I haven’t been to the gym since the Ides of March, so I have lost quite a bit of lean body mass, but I haven’t put on any fat. My knee is worse so no running (likely correlated with the loss of associated muscle mass). The current routine is body mass exercises once a week and walks, which is something but not good enough. I’d like to up the strength training to 2x and add cardio. Perhaps I’ll have to resort to biking outside in the spring.

Diet is still sort of “Mediterranean” but with a bit of dairy. Seems to o work well, BW/BF is good and health markers were great at the latest checkup. The biggest lack now is sleep due to baby, hard to improve that much.

ERUDITION

I’ve reflected on how each increase in commitments (going from being a high school student living at home, to living in a dorm, to sharing an aparment with a better half, to having a full-time job and a relationship), forces continual pruning of low value time sinks. The same dynamic has made itself manifest this time around, and even though I am more strapped for time, this impact is blunted by me using my time better. Scarcity makes things precious.
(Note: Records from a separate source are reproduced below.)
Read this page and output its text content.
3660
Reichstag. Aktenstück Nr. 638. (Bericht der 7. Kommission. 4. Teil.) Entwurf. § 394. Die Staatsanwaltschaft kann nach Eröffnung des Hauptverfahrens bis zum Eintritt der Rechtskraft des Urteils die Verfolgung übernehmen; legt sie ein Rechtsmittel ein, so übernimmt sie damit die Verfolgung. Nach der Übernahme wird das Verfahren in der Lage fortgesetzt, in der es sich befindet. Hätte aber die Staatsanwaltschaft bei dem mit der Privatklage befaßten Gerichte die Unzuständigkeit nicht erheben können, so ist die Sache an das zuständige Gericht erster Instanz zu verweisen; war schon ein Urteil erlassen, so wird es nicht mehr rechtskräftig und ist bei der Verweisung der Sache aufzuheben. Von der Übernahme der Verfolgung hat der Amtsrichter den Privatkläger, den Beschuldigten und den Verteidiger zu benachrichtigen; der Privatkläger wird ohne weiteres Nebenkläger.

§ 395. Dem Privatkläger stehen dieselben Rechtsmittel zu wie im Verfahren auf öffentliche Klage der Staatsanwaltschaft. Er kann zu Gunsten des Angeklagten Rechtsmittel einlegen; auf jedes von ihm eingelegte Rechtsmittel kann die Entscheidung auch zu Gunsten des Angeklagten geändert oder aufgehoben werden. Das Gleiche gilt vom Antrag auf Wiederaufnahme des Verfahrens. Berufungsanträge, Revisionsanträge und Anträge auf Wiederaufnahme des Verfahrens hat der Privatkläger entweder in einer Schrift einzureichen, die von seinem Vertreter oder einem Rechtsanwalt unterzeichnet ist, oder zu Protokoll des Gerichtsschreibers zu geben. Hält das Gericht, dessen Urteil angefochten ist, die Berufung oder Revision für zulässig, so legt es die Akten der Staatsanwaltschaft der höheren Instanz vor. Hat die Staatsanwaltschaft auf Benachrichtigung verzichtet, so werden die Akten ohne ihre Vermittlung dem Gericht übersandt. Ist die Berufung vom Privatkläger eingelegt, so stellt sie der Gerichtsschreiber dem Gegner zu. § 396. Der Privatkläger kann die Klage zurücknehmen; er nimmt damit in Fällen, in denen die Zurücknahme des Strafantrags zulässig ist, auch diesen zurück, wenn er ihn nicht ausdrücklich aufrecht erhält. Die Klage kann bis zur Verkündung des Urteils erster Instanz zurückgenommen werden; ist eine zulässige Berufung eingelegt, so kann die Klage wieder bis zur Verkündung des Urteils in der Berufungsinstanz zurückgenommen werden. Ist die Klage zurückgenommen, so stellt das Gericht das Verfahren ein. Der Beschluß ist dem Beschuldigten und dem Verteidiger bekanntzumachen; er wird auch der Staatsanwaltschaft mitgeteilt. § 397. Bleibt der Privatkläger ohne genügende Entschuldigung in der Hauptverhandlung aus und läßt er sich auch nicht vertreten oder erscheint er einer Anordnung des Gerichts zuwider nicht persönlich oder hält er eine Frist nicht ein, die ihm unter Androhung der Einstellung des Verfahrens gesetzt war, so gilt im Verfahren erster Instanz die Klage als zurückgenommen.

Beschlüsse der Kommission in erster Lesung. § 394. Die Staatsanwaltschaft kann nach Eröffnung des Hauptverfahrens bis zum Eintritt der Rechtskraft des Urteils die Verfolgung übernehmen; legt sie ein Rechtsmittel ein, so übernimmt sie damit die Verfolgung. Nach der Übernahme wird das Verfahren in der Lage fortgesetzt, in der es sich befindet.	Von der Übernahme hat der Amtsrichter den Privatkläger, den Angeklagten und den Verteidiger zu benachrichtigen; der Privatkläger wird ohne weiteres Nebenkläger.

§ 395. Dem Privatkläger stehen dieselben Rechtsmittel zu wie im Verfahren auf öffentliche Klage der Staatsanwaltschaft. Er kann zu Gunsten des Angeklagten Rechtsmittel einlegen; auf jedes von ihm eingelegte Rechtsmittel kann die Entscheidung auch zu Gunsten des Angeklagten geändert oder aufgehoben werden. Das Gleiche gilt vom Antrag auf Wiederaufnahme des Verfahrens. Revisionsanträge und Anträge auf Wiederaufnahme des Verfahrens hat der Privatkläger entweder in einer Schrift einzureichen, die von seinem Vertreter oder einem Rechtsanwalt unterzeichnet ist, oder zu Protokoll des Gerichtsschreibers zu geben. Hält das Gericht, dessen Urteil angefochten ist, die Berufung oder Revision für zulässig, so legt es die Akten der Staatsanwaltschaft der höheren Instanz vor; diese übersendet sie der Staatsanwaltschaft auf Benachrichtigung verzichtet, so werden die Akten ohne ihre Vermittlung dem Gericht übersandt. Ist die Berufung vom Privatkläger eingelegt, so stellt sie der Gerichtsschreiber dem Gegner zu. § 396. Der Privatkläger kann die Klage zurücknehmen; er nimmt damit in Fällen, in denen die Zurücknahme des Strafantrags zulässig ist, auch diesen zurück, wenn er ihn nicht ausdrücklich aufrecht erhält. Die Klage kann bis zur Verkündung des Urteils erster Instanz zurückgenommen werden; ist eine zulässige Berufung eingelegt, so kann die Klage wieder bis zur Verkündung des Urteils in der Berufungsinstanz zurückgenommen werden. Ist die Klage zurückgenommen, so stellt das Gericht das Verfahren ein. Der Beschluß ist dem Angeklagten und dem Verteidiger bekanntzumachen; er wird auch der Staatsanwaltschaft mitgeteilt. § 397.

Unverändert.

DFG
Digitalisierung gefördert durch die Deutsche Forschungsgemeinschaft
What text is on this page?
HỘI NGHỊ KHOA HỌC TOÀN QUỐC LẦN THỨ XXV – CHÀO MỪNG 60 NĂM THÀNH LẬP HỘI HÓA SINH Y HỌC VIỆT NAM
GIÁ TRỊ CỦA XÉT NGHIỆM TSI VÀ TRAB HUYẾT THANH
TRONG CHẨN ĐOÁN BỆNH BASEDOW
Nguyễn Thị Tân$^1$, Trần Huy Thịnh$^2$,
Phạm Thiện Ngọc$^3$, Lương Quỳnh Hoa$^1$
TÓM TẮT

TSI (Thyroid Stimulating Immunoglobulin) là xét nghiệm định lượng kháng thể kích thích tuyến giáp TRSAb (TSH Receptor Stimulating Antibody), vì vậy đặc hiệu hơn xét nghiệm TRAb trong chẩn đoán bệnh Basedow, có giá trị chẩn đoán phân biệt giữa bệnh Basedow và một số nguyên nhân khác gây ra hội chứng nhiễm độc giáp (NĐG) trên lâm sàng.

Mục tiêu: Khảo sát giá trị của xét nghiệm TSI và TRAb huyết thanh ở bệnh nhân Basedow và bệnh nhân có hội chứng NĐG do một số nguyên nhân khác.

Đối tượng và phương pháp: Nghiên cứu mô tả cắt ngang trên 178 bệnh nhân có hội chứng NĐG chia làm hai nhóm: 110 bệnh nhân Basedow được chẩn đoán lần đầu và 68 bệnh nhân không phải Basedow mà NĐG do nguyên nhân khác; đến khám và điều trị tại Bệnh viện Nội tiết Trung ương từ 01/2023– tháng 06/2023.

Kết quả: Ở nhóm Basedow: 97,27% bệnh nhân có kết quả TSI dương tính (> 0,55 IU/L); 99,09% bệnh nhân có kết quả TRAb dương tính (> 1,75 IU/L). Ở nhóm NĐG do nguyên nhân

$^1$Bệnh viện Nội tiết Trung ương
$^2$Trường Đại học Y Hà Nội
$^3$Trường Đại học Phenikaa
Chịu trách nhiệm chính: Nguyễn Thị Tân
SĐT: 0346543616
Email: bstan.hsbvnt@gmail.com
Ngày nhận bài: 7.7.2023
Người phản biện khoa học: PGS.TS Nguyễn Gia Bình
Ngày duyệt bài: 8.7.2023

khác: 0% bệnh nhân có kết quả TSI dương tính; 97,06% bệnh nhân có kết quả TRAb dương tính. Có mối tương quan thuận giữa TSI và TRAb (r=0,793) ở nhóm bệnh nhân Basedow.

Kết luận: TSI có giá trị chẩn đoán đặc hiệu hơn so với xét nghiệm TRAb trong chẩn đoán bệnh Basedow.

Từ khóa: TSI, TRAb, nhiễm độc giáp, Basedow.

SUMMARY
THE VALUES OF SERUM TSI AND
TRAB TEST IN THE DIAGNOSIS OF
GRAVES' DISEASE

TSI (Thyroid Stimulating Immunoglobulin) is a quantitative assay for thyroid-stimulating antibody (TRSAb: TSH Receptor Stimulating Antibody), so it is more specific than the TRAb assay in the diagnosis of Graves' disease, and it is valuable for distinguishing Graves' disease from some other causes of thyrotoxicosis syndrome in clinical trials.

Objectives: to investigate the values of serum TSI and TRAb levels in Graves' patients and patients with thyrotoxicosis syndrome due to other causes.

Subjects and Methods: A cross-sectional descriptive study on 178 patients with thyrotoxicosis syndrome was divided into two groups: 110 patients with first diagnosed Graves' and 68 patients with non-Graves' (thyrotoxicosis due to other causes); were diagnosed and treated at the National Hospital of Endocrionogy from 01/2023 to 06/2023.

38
I’ve thus been able to read as much, if not more quality material than before. I spend much less time on forums/blogs/social media and much more time reading books. I hope to keep it up going forward, and think long and hard about what I really want to read most. I’ve read a lot of ebooks on my phone for practical reasons (not having to get up and locate a physical copy when an infant sleeps on your chest is quite nice), and even though I prefer the sensation of a physical book, you become less concerned about what you happen to have already bought (have never really come to terms with taking out books from the library) and more concerned about what you’d like to read. Since a book is quite an investment of time, I should be more deliberate in making my choices. Not that all I read should be dense or profound, but given my long list of books I want to read, it should be on that list or come recommended by someone I trust.

SOCIAL

I have really been slacking off here, even given the circumstances. I have been good at keeping up with close family, but not much else. Time and energy is limited, but a couple of calls a month should be manageable. Now it will also be important for my daughters sake, so that she gets to interact with different types of people and has a good role model to emulate. Other than actually making interactions happen, I will have to work on improving expressing my needs and desires, allowing my personality to expose itself. I have in the past spent a lot of time hiding or trying to be someone I’m not and I’d like to move away from that.

ECOLOGICAL

My goal for the year is to read one textbook on ecology and one on permaculture, having previously read quite a bit of lighter material and watched quite a few videos on these topics.

Practically I’d like to be more involved in growing things indoors and on our balcony, something that has been more of my wifes arena. Other than that I will avoid flying, minimizing the amount of “stuff” we buy, continuing selling old unused items and start shopping at the local reko ring again.